Hawaiian chants wash over the thatched hut and a nearby cargo of bamboo, coconuts and dried blowfish. If it weren't for the shrill beeping of a truck backing up to the loading dock, you might forget you're in a warehouse in the semi-industrial outback of Whittier.
This is Oceanic Arts, your best bet for stocking up for summer's last big luau. Because what island-style celebration is complete without a coconut mug or a mechanized gorilla? It even has genuine Fijian cannibal forks for guests bored with the usual barbecue selection.
Bob Van Oosting, the entrepreneur behind Oceanic, is a dapper 65, sporting a Hawaiian shirt and Walt Disney mustache. Co-owner and resident artist LeRoy Schmaltz is the same age but burlier, perhaps from wielding chisel and mallet since the two went into business in 1956.
Since then, they've rented, sold, fabricated and imported South Seas trappings for everything from backyard parties to legendary hangouts like Don the Beachcomber in Marina del Rey. From Fort Lauderdale to Samoa they've carved figures and tacked up rattan in hotels, restaurants and apartment buildings. They've added a bit of enchantment to Disney's Enchanted Tiki Room, built a Vietnam village for "Forrest Gump" and, yes, even helped the castaways construct their quarters on "Gilligan's Island." Not long ago, 30 of their tikis attended a wrap party for the real-life castaways of the TV show "Survivor."
But what exactly is a tiki?
Though stodgier anthropologists may insist the Maori word refers only to carved amulets representing ancestors, its more popular definition includes any wood or stone carving of a Polynesian spirit. The term has since been further expanded to describe the decorative style of Polynesian theme restaurants and watering holes graced by these figures in the early 1960s. After a steady decline in popularity, the early '90s brought a resurgence of interest in the tiki style, complete with fanzines like San Francisco-based Tiki News.
Enthusiasm for the retro-cool style is evident, Braun says, pointing to the fact that "Target and Walgreens are selling their own lines of tiki shirts this summer--not Hawaiian or Aloha shirts, I mean shirts with a large tiki on them." American Eagle Outfitters, Urban Outfitters and Old Navy also made their own T-shirts with tiki motifs, he says, while Macy's had tikis on display for its annual summer season decor.

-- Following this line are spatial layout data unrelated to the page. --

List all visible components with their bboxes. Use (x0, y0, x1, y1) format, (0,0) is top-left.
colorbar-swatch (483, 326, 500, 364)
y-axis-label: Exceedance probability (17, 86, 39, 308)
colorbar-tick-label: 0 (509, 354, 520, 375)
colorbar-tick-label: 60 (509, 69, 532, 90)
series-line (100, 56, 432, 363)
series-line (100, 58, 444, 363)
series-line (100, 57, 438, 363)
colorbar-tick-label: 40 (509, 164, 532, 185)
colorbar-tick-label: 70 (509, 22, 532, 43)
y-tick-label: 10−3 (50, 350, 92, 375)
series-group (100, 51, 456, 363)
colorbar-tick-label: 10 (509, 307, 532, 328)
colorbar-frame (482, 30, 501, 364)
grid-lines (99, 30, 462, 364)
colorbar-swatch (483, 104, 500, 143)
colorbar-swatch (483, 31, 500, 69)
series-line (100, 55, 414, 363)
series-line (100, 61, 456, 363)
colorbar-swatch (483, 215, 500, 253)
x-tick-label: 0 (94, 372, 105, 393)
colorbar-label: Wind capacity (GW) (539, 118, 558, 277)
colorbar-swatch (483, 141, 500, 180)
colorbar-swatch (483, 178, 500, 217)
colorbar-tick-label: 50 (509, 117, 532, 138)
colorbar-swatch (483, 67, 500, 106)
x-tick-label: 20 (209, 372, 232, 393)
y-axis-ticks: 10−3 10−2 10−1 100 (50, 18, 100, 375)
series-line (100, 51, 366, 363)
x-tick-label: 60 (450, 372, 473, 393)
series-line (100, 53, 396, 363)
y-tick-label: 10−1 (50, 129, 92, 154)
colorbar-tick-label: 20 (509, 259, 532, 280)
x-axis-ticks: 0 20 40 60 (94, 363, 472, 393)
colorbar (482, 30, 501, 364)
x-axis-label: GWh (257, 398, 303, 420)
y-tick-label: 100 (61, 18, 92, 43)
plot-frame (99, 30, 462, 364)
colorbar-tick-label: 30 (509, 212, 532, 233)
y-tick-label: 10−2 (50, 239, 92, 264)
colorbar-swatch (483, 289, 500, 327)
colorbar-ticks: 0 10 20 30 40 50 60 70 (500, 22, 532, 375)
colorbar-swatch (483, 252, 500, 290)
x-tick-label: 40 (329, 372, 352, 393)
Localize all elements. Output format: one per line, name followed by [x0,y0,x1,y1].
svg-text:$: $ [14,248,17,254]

This all adds up to booming business for the tiki carvers of Oceanic Arts. Yet today's clientele is more the do-it-yourself type, says Van Oosting, not the big-scale clients of yesterday. Recalling the days of $43,000 floor-to-ceiling customizations for clients like Don the Beachcomber, Van Oosting seems a bit wistful, and he's not alone. He's joined in his nostalgia by a steady stream of pilgrims from all over the world who pay homage at Oceanic's collection of old mugs and artifacts from the more elaborate Polynesian palaces of the past.
Oceanic's owners met in the mid-'50s at Mt. San Antonio College in Walnut, where Schmaltz studied art and Van Oosting business. Schmaltz had been carving masks from palm fronds since high school, and Van Oosting recalls "seeing them and thinking, "You know, we could make some money here." The two hit the big time when they hooked up with Robert H. Carter, an importer for Don the Beachcomber. Carter employed native craftsmen in Samoa to carve tikis, but the sculptures often weren't theatrical enough for American tastes, so Carter was looking for help reworking them.
"We ended up carving for him," Van Oosting says, "and selling some of his trinkets." Soon, the pair formed an independent partnership and traveled the South Seas for 3 1/2 months gathering materials and making supplier contacts.
Though proud of his more exacting reproductions, Schmaltz is also willing to work for the occasional client who wants a customized job, "a tiki that looks like her husband or a tiki with crossed eyes or a tongue hanging out. Some of the things that are created get rather obscene," he says. Schmaltz says he was once confronted by a visitor who believed he was carving genuine pagan idols rather than mere decor pieces. "He turned out to be a German Baptist" wearing "a flat black hat like a Quaker and speaking in thees and thous," Schmaltz remembers.
Most people who come to this low-profile warehouse are more willing to be swept into the fantasy. Van Oosting remembers an architect for Disney who'd "really just get with it." Before 1985, he says, "we were serving Mai Tais every day. . . . He'd drop in, and after a few drinks, his coat comes off and then the shirt. We've got a picture of him standing there in a big hula skirt with a spear."
A nondrinker with two sons in the ministry, Schmaltz is a bit uneasy with any association between his creations and alcohol-induced nudity. He views the South Seas more in terms of tranquillity. "I think Polynesia has its romantic appeal because it just seems like such a loving peaceful place."
But nothing helps you appreciate island tranquillity better than an occasional jab with a Fijian cannibal fork.